The biggest driver of reshoring is cost. Many of the countries where organizations once offshored their work have become more economically developed in the past few decades. This newfound strength has led to demands for increased wages.
Countries where labor is still inexpensive often lack the infrastructure needed to support complex manufacturing operations. If labor is short domestically, manufacturers can use advanced software and robotics to automate many of the processes that once required human employees to perform.
The cost of transportation is another driver as it continues to rise due to increases in fuel prices.
The most significant trend today is the disruption caused by the COVID-19 pandemic. COVID-19 has shaken up nearly every supply chain and manufacturing facility on the globe. Delays and shortages continue to ravage manufacturing’s ability to meet deadlines and keep products available.
Mass layoffs and furloughs caused by the pandemic have added to an already uncertain job market, but the impact has been uneven. Essential goods production has had to scale up, sometimes overnight, while non-essential manufacturing has reduced staff significantly. Manufacturers continue to re-evaluate their workforce based on demand shifts by consumers and clients.

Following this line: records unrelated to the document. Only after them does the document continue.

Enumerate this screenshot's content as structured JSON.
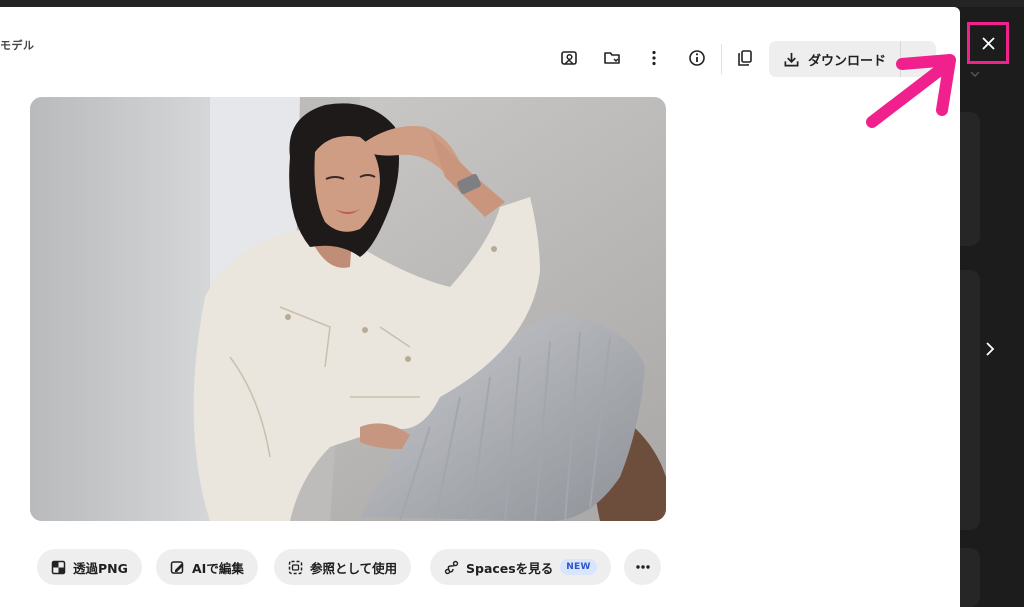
{
  "header": {
    "model_label": "モデル",
    "toolbar_icons": [
      "image-search-icon",
      "folder-add-icon",
      "more-vertical-icon",
      "info-icon",
      "copy-icon"
    ],
    "download_label": "ダウンロード"
  },
  "photo": {
    "subject": "woman-in-white-denim-jacket-photo"
  },
  "actions": [
    {
      "label": "透過PNG",
      "icon": "transparent-png-icon"
    },
    {
      "label": "AIで編集",
      "icon": "ai-edit-icon"
    },
    {
      "label": "参照として使用",
      "icon": "reference-icon"
    },
    {
      "label": "Spacesを見る",
      "icon": "spaces-icon",
      "badge": "NEW"
    }
  ],
  "colors": {
    "highlight": "#f0208c",
    "panel_bg": "#ffffff",
    "backdrop": "#1c1c1c",
    "chip_bg": "#eeeeef",
    "badge_bg": "#d9e4ff",
    "badge_text": "#2b56c8"
  }
}
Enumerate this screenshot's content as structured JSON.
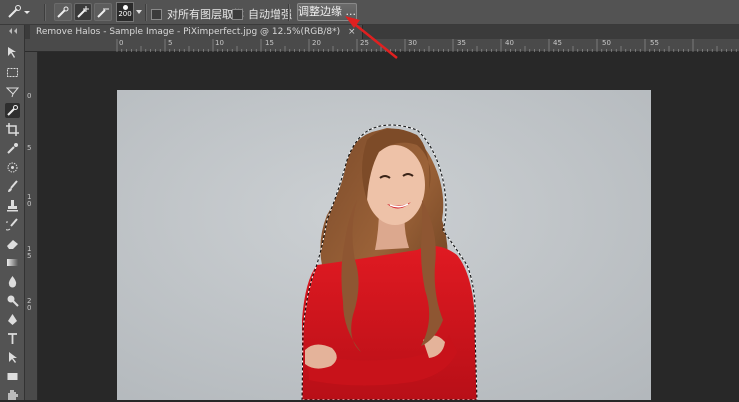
{
  "options_bar": {
    "brush_size": "200",
    "sample_all_layers_label": "对所有图层取样",
    "auto_enhance_label": "自动增强",
    "refine_edge_label": "调整边缘 ..."
  },
  "document_tab": {
    "title": "Remove Halos - Sample Image - PiXimperfect.jpg @ 12.5%(RGB/8*)",
    "close": "×"
  },
  "ruler_top_labels": [
    "0",
    "5",
    "10",
    "15",
    "20",
    "25",
    "30",
    "35",
    "40",
    "45",
    "50",
    "55"
  ],
  "ruler_left_labels": [
    "0",
    "5",
    "1 0",
    "1 5",
    "2 0"
  ],
  "colors": {
    "accent_arrow": "#e02020",
    "sweater": "#d6141c",
    "backdrop": "#c3c7ca"
  },
  "tools": [
    "move-icon",
    "marquee-icon",
    "lasso-icon",
    "quick-selection-icon",
    "crop-icon",
    "eyedropper-icon",
    "healing-icon",
    "brush-icon",
    "stamp-icon",
    "history-brush-icon",
    "eraser-icon",
    "gradient-icon",
    "blur-icon",
    "dodge-icon",
    "pen-icon",
    "type-icon",
    "path-selection-icon",
    "rectangle-icon",
    "hand-icon"
  ]
}
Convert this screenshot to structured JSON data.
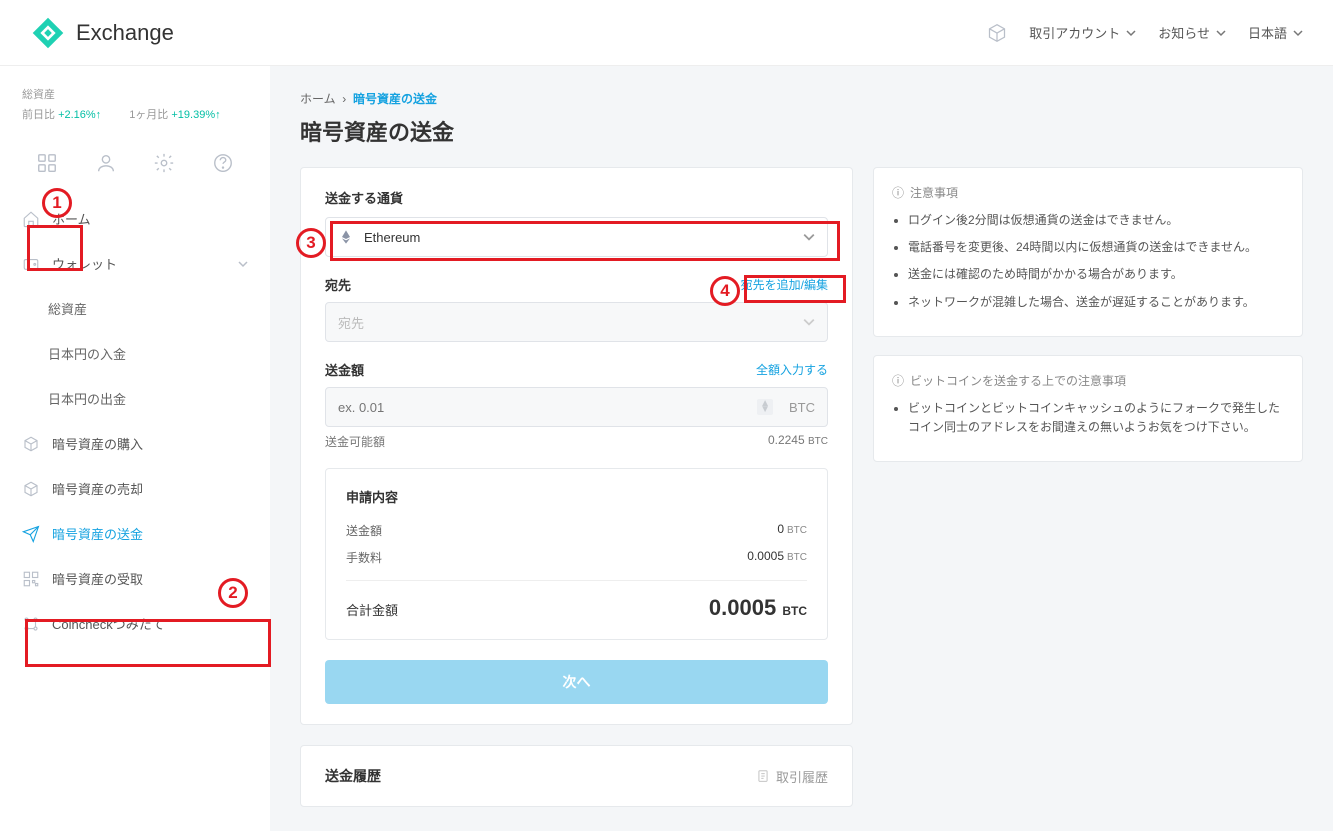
{
  "header": {
    "logo_text": "Exchange",
    "account_label": "取引アカウント",
    "news_label": "お知らせ",
    "lang_label": "日本語"
  },
  "sidebar": {
    "asset_label": "総資産",
    "day_label": "前日比",
    "day_change": "+2.16%↑",
    "month_label": "1ヶ月比",
    "month_change": "+19.39%↑",
    "home": "ホーム",
    "wallet": "ウォレット",
    "total_asset": "総資産",
    "jpy_deposit": "日本円の入金",
    "jpy_withdraw": "日本円の出金",
    "buy_crypto": "暗号資産の購入",
    "sell_crypto": "暗号資産の売却",
    "send_crypto": "暗号資産の送金",
    "receive_crypto": "暗号資産の受取",
    "coincheck_reserve": "Coincheckつみたて"
  },
  "breadcrumb": {
    "home": "ホーム",
    "current": "暗号資産の送金"
  },
  "page_title": "暗号資産の送金",
  "form": {
    "currency_label": "送金する通貨",
    "currency_value": "Ethereum",
    "dest_label": "宛先",
    "dest_add_link": "宛先を追加/編集",
    "dest_placeholder": "宛先",
    "amount_label": "送金額",
    "amount_all_link": "全額入力する",
    "amount_placeholder": "ex. 0.01",
    "amount_unit": "BTC",
    "available_label": "送金可能額",
    "available_value": "0.2245",
    "available_unit": "BTC"
  },
  "summary": {
    "title": "申請内容",
    "amount_label": "送金額",
    "amount_value": "0",
    "fee_label": "手数料",
    "fee_value": "0.0005",
    "total_label": "合計金額",
    "total_value": "0.0005",
    "unit": "BTC"
  },
  "submit_label": "次へ",
  "notice1": {
    "title": "注意事項",
    "items": [
      "ログイン後2分間は仮想通貨の送金はできません。",
      "電話番号を変更後、24時間以内に仮想通貨の送金はできません。",
      "送金には確認のため時間がかかる場合があります。",
      "ネットワークが混雑した場合、送金が遅延することがあります。"
    ]
  },
  "notice2": {
    "title": "ビットコインを送金する上での注意事項",
    "items": [
      "ビットコインとビットコインキャッシュのようにフォークで発生したコイン同士のアドレスをお間違えの無いようお気をつけ下さい。"
    ]
  },
  "history": {
    "title": "送金履歴",
    "link": "取引履歴"
  },
  "annotations": {
    "a1": "1",
    "a2": "2",
    "a3": "3",
    "a4": "4"
  }
}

Those manufacturers that are hiring are likely in the market for data-focused employees, who are in scarce supply. Non-essential manufacturing is choosing IoT automation and optimizing their product lines and factory processes to save money and maintain business.
5G and smart manufacturing go hand in glove. With the growth in connectivity, bandwidth, capacity, and minimum latency, 5G is likely to outperform clients’ and companies’ expectations. 5G and smart manufacturing are both key features of universal digital transformation.
As companies increase cloud utilization, centralized tracking, and quality inspection, 5G is already in operation. Widespread coverage and a stable, reliable connection are contributing to the foundation of a smart manufacturing ecosystem.
In previous decades, manufacturing organizations appeared to be lagging in technological adoption and innovation, but that has changed significantly. Macro trends are now driving current and future improvements in manufacturing in ways never before seen. For each macro trend, technology and manufacturing have responded with newly built and improved processes that have cut costs, provided efficiencies, and helped to meet consumer and B2B demand.
A successful organization understands the implications of each macro trend as it appears and makes the necessary changes to continue growth. Many of the changes are already here and are set to expand manufacturing capabilities if companies successfully adopt them.